A Ukraine that has no allies pledged to come to its aid in the event of war, whose demographic prospects are poor, whose economy has been devastated not only by brutal battles but by deliberate and massive Russian sabotage and destruction, would be foolish not to pursue nuclear weapons. It has the technical skills not only to build the bombs but to construct delivery systems for them.

That is an outcome no one should want. The Russians might very well be tempted to strike at such a program preemptively, and if the Ukrainians were to get the jump on them, Kyiv might very well detonate a nuclear weapon as a warning against proceeding further.

Ukraine is a large country with few natural borders and a powerful enemy that is likely to attack it again absent NATO membership. The immensity of Russian oil and gas reserves means that Russia can eventually rearm; the stubbornness of the Russian elite’s belief in an imperial state and its rejection of Ukrainian sovereignty suggest its intent to do so. The position, in short, is entirely different from that of Israel versus its immediate opponents in the 1970s and ’80s.

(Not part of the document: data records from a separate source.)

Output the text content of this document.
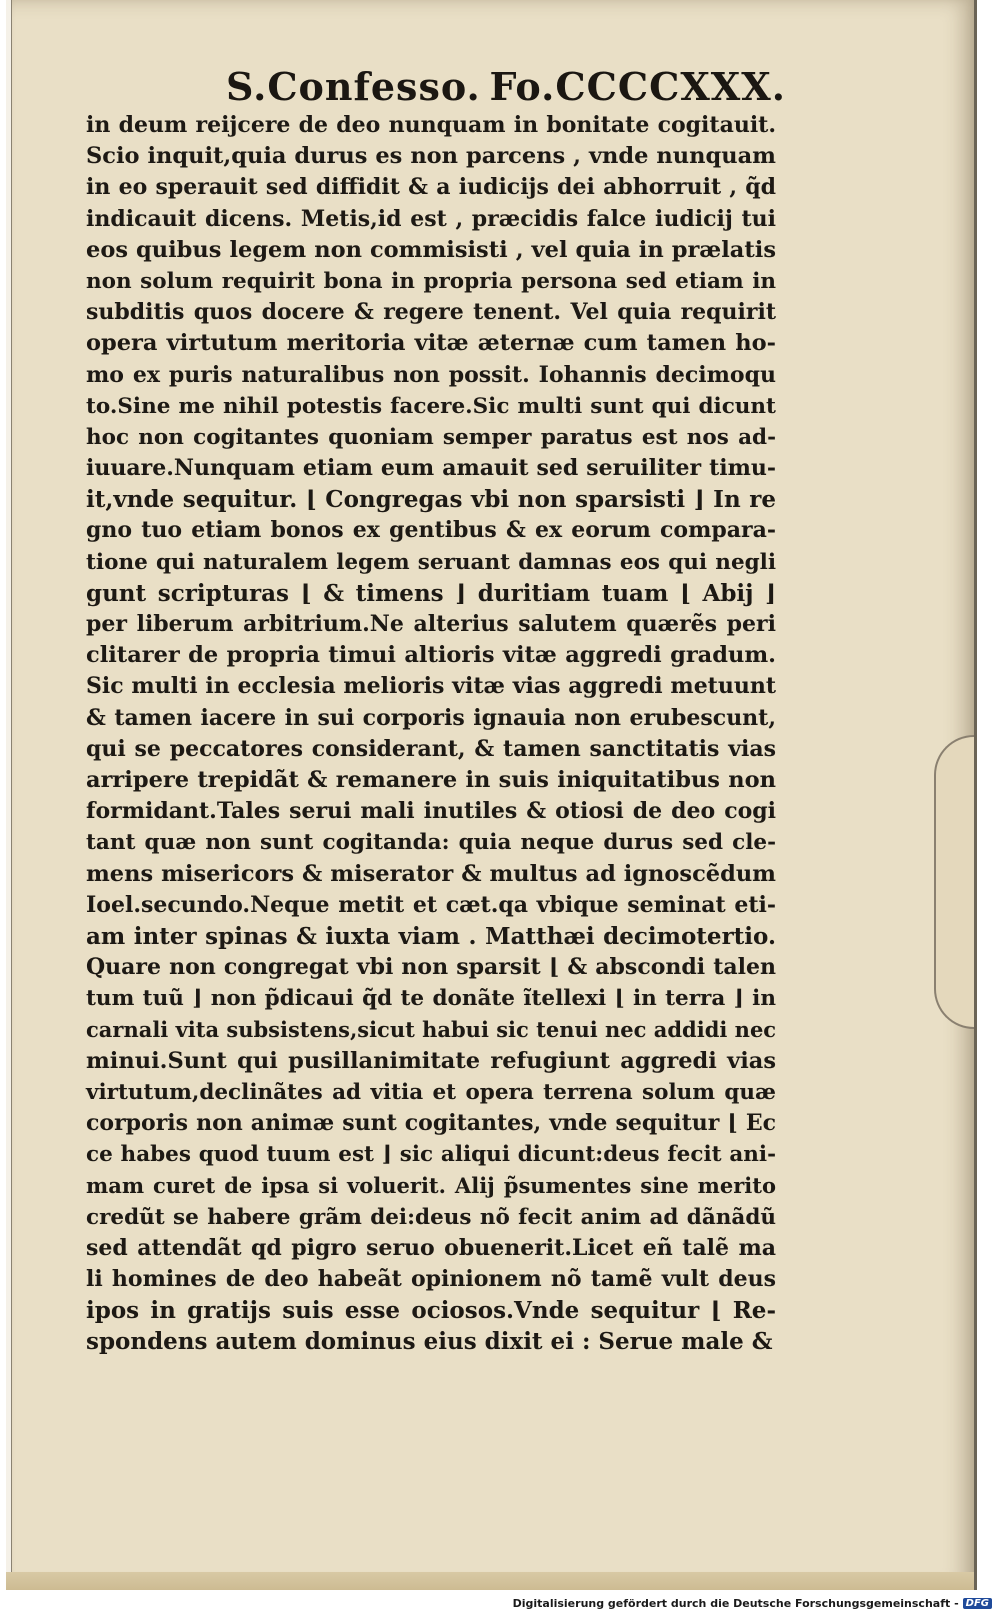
S.Confesso. Fo.CCCCXXX.
in deum reijcere de deo nunquam in bonitate cogitauit.
Scio inquit,quia durus es non parcens , vnde nunquam
in eo sperauit sed diffidit & a iudicijs dei abhorruit , q̃d
indicauit dicens. Metis,id est , præcidis falce iudicij tui
eos quibus legem non commisisti , vel quia in prælatis
non solum requirit bona in propria persona sed etiam in
subditis quos docere & regere tenent. Vel quia requirit
opera virtutum meritoria vitæ æternæ cum tamen ho-
mo ex puris naturalibus non possit. Iohannis decimoqu
to.Sine me nihil potestis facere.Sic multi sunt qui dicunt
hoc non cogitantes quoniam semper paratus est nos ad-
iuuare.Nunquam etiam eum amauit sed seruiliter timu-
it,vnde sequitur. ⌊ Congregas vbi non sparsisti ⌋ In re
gno tuo etiam bonos ex gentibus & ex eorum compara-
tione qui naturalem legem seruant damnas eos qui negli
gunt scripturas ⌊ & timens ⌋ duritiam tuam ⌊ Abij ⌋
per liberum arbitrium.Ne alterius salutem quærẽs peri
clitarer de propria timui altioris vitæ aggredi gradum.
Sic multi in ecclesia melioris vitæ vias aggredi metuunt
& tamen iacere in sui corporis ignauia non erubescunt,
qui se peccatores considerant, & tamen sanctitatis vias
arripere trepidãt & remanere in suis iniquitatibus non
formidant.Tales serui mali inutiles & otiosi de deo cogi
tant quæ non sunt cogitanda: quia neque durus sed cle-
mens misericors & miserator & multus ad ignoscẽdum
Ioel.secundo.Neque metit et cæt.qa vbique seminat eti-
am inter spinas & iuxta viam . Matthæi decimotertio.
Quare non congregat vbi non sparsit ⌊ & abscondi talen
tum tuũ ⌋ non p̃dicaui q̃d te donãte ĩtellexi ⌊ in terra ⌋ in
carnali vita subsistens,sicut habui sic tenui nec addidi nec
minui.Sunt qui pusillanimitate refugiunt aggredi vias
virtutum,declinãtes ad vitia et opera terrena solum quæ
corporis non animæ sunt cogitantes, vnde sequitur ⌊ Ec
ce habes quod tuum est ⌋ sic aliqui dicunt:deus fecit ani-
mam curet de ipsa si voluerit. Alij p̃sumentes sine merito
credũt se habere grãm dei:deus nõ fecit anim ad dãnãdũ
sed attendãt qd pigro seruo obuenerit.Licet eñ talẽ ma
li homines de deo habeãt opinionem nõ tamẽ vult deus
ipos in gratijs suis esse ociosos.Vnde sequitur ⌊ Re-
spondens autem dominus eius dixit ei : Serue male &
Digitalisierung gefördert durch die Deutsche Forschungsgemeinschaft - DFG
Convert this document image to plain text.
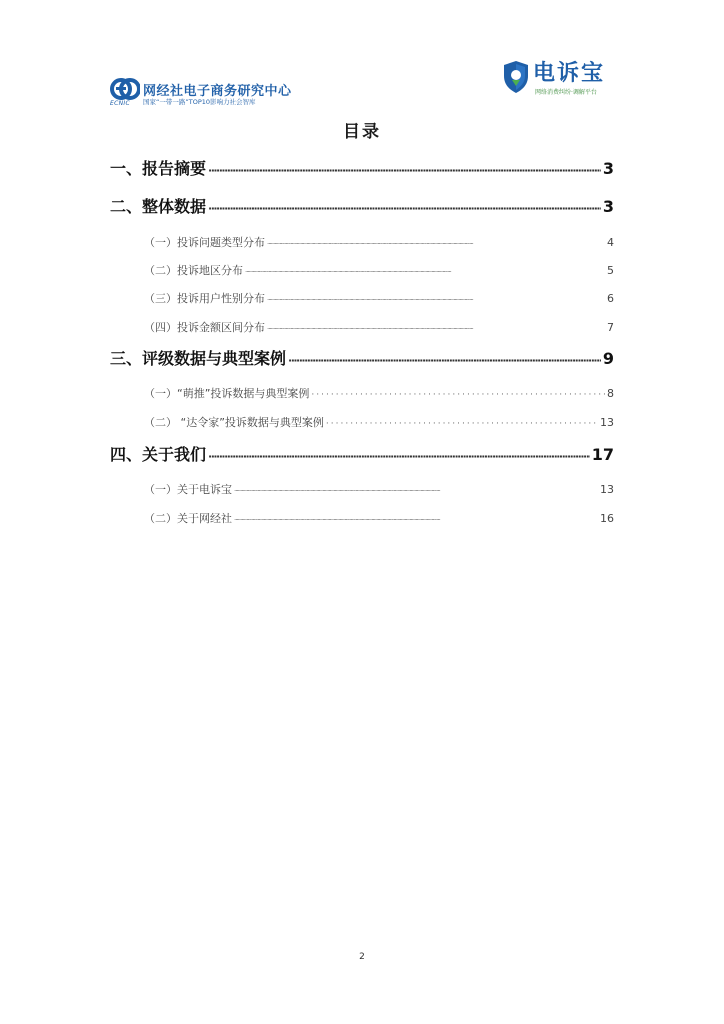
ECNIC
网经社电子商务研究中心
国家“一带一路”TOP10影响力社会智库
电诉宝
网络消费纠纷·调解平台
目录
一、报告摘要 ·····	3
二、整体数据 ·····	3
（一）投诉问题类型分布 ·····	4
（二）投诉地区分布 ·····	5
（三）投诉用户性别分布 ·····	6
（四）投诉金额区间分布 ·····	7
三、评级数据与典型案例 ·····	9
（一）“萌推”投诉数据与典型案例 ·····	8
（二） “达令家”投诉数据与典型案例 ·····	13
四、关于我们 ·····	17
（一）关于电诉宝 ·····	13
（二）关于网经社 ·····	16
2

The only security commitments that can give Ukraine some prospect of peace are those that guarantee the active and effective support of Europe and the U.S. in the event of a renewed invasion. Bilateral guarantees, however, simply take the burden off America’s NATO allies and are hostage to the vagaries of American domestic politics. Far better to achieve the same result by bringing Ukraine into NATO as soon as possible. Let it be remembered, too, that in the three-quarters of a century it has existed, NATO has had a 100 percent success rate in deterring conventional Russian attacks on its members, including postage-stamp-size Estonia and other states, like Ukraine, that were once subject to rule from Moscow.

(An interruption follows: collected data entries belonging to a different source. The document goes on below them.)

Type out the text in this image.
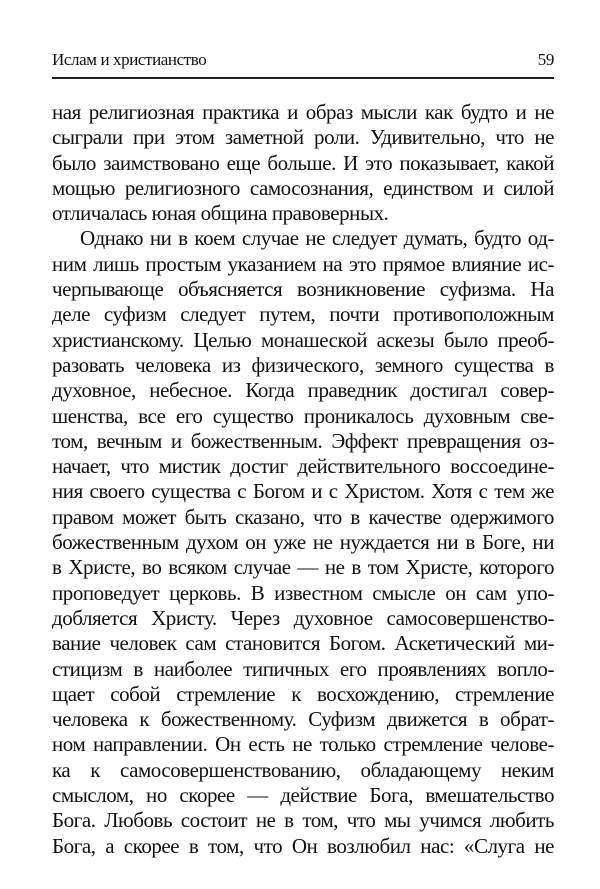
Ислам и христианство	59
ная религиозная практика и образ мысли как будто и не
сыграли при этом заметной роли. Удивительно, что не
было заимствовано еще больше. И это показывает, какой
мощью религиозного самосознания, единством и силой
отличалась юная община правоверных.
Однако ни в коем случае не следует думать, будто од-
ним лишь простым указанием на это прямое влияние ис-
черпывающе объясняется возникновение суфизма. На
деле суфизм следует путем, почти противоположным
христианскому. Целью монашеской аскезы было преоб-
разовать человека из физического, земного существа в
духовное, небесное. Когда праведник достигал совер-
шенства, все его существо проникалось духовным све-
том, вечным и божественным. Эффект превращения оз-
начает, что мистик достиг действительного воссоедине-
ния своего существа с Богом и с Христом. Хотя с тем же
правом может быть сказано, что в качестве одержимого
божественным духом он уже не нуждается ни в Боге, ни
в Христе, во всяком случае — не в том Христе, которого
проповедует церковь. В известном смысле он сам упо-
добляется Христу. Через духовное самосовершенство-
вание человек сам становится Богом. Аскетический ми-
стицизм в наиболее типичных его проявлениях вопло-
щает собой стремление к восхождению, стремление
человека к божественному. Суфизм движется в обрат-
ном направлении. Он есть не только стремление челове-
ка к самосовершенствованию, обладающему неким
смыслом, но скорее — действие Бога, вмешательство
Бога. Любовь состоит не в том, что мы учимся любить
Бога, а скорее в том, что Он возлюбил нас: «Слуга не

At the 2008 Bucharest summit, NATO declared that it supported Ukraine’s application to join the alliance. We know what good that did. Regrettably, the 2023 Vilnius summit has simply reaffirmed the same in language of comparable mushiness, removing only one bureaucratic hurdle for Ukraine without solidifying its prospects for joining the alliance.  A firm invitation to join NATO and a deadline by which that will occur would have been infinitely preferable, and would deny Russia indefinite time and latitude to prolong this war.

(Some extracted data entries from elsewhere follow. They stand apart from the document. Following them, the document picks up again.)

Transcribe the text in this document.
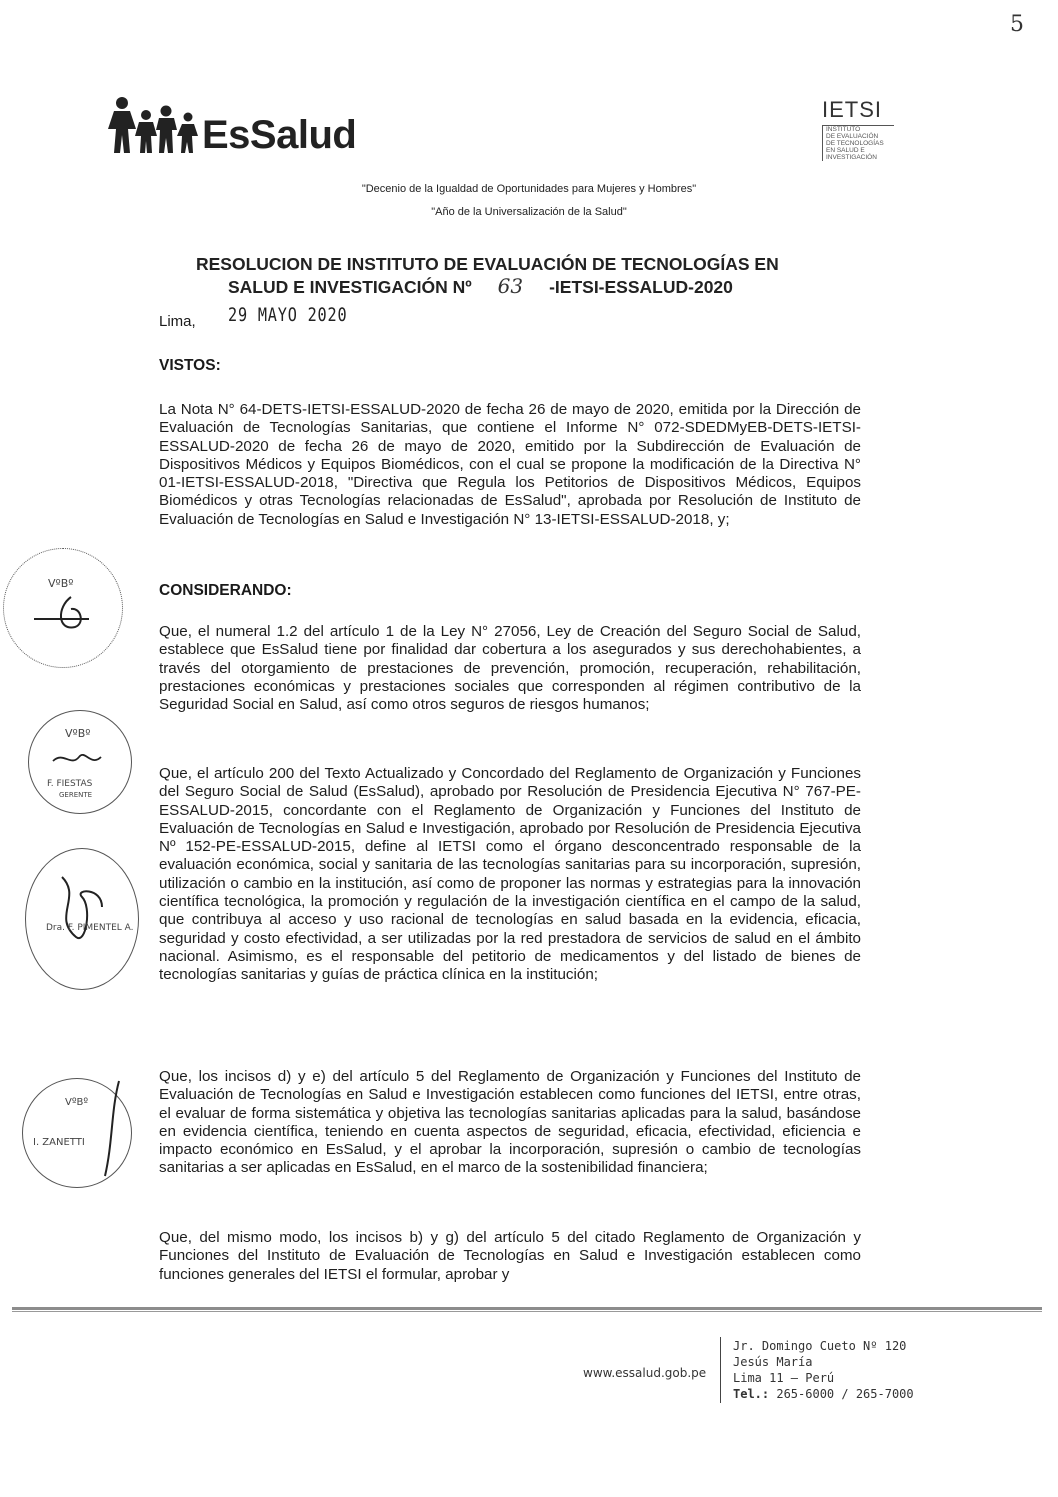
5
EsSalud
IETSI
INSTITUTO
DE EVALUACIÓN
DE TECNOLOGÍAS
EN SALUD E
INVESTIGACIÓN
"Decenio de la Igualdad de Oportunidades para Mujeres y Hombres"
"Año de la Universalización de la Salud"
RESOLUCION DE INSTITUTO DE EVALUACIÓN DE TECNOLOGÍAS EN
SALUD E INVESTIGACIÓN Nº 63 -IETSI-ESSALUD-2020
Lima, 29 MAYO 2020
VISTOS:
La Nota N° 64-DETS-IETSI-ESSALUD-2020 de fecha 26 de mayo de 2020, emitida por la Dirección de Evaluación de Tecnologías Sanitarias, que contiene el Informe N° 072-SDEDMyEB-DETS-IETSI-ESSALUD-2020 de fecha 26 de mayo de 2020, emitido por la Subdirección de Evaluación de Dispositivos Médicos y Equipos Biomédicos, con el cual se propone la modificación de la Directiva N° 01-IETSI-ESSALUD-2018, "Directiva que Regula los Petitorios de Dispositivos Médicos, Equipos Biomédicos y otras Tecnologías relacionadas de EsSalud", aprobada por Resolución de Instituto de Evaluación de Tecnologías en Salud e Investigación N° 13-IETSI-ESSALUD-2018, y;
CONSIDERANDO:
Que, el numeral 1.2 del artículo 1 de la Ley N° 27056, Ley de Creación del Seguro Social de Salud, establece que EsSalud tiene por finalidad dar cobertura a los asegurados y sus derechohabientes, a través del otorgamiento de prestaciones de prevención, promoción, recuperación, rehabilitación, prestaciones económicas y prestaciones sociales que corresponden al régimen contributivo de la Seguridad Social en Salud, así como otros seguros de riesgos humanos;
Que, el artículo 200 del Texto Actualizado y Concordado del Reglamento de Organización y Funciones del Seguro Social de Salud (EsSalud), aprobado por Resolución de Presidencia Ejecutiva N° 767-PE-ESSALUD-2015, concordante con el Reglamento de Organización y Funciones del Instituto de Evaluación de Tecnologías en Salud e Investigación, aprobado por Resolución de Presidencia Ejecutiva Nº 152-PE-ESSALUD-2015, define al IETSI como el órgano desconcentrado responsable de la evaluación económica, social y sanitaria de las tecnologías sanitarias para su incorporación, supresión, utilización o cambio en la institución, así como de proponer las normas y estrategias para la innovación científica tecnológica, la promoción y regulación de la investigación científica en el campo de la salud, que contribuya al acceso y uso racional de tecnologías en salud basada en la evidencia, eficacia, seguridad y costo efectividad, a ser utilizadas por la red prestadora de servicios de salud en el ámbito nacional. Asimismo, es el responsable del petitorio de medicamentos y del listado de bienes de tecnologías sanitarias y guías de práctica clínica en la institución;
Que, los incisos d) y e) del artículo 5 del Reglamento de Organización y Funciones del Instituto de Evaluación de Tecnologías en Salud e Investigación establecen como funciones del IETSI, entre otras, el evaluar de forma sistemática y objetiva las tecnologías sanitarias aplicadas para la salud, basándose en evidencia científica, teniendo en cuenta aspectos de seguridad, eficacia, efectividad, eficiencia e impacto económico en EsSalud, y el aprobar la incorporación, supresión o cambio de tecnologías sanitarias a ser aplicadas en EsSalud, en el marco de la sostenibilidad financiera;
Que, del mismo modo, los incisos b) y g) del artículo 5 del citado Reglamento de Organización y Funciones del Instituto de Evaluación de Tecnologías en Salud e Investigación establecen como funciones generales del IETSI el formular, aprobar y
VºBº
VºBº
F. FIESTAS
GERENTE
Dra. F. PIMENTEL A.
VºBº
I. ZANETTI
www.essalud.gob.pe
Jr. Domingo Cueto Nº 120
Jesús María
Lima 11 – Perú
Tel.: 265-6000 / 265-7000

Article V of the North Atlantic Treaty declares that an attack against one member is an attack against all, a fundamental premise of the alliance. But it only commits the alliance and its members to undertake “individually and in concert with the other Parties, such action as it deems necessary, including the use of armed force, to restore and maintain the security of the North Atlantic area.” It does not, in other words, cause an automatic declaration of war against Russia—but it is a high and demanding commitment to Ukraine’s security. It will thereby be a far more effective deterrent against future Russian aggression, which otherwise is a virtual certainty in the years to come, with all the risks that adhere to that probability.

[Anne Applebaum: Multilateral man is more powerful than Putin realized]

Has NATO membership for Ukraine been excluded for good by the Vilnius summit? No more than the supply of vital weapons to Ukraine was by Washington’s reluctance to provide HIMARS or tanks or Patriot missiles or F-16s, or by Berlin’s initial belief in February 2022 that providing 5,000 surplus helmets to Ukraine was enough of a contribution for it to make. Time and again NATO’s largest members have been pulled—hesitantly, sometimes morosely and resentfully—into doing the right thing by allies closer to the front or with stronger spines and clearer vision. In this case Poland, the Baltic nations, and other frontline states have been joined by Britain, France, and other NATO members in arguing for moving on Ukraine’s membership firmly and quickly.

There is another moment ahead: the 75th anniversary of the signing of the North Atlantic Treaty, which will be held in Washington in 2024. On that occasion President Biden can be the statesmanlike leader NATO needs in ensuring European security for decades to come by admitting Kyiv to the alliance.

Unless, of course, he prefers to be the father of the Ukrainian atom bomb.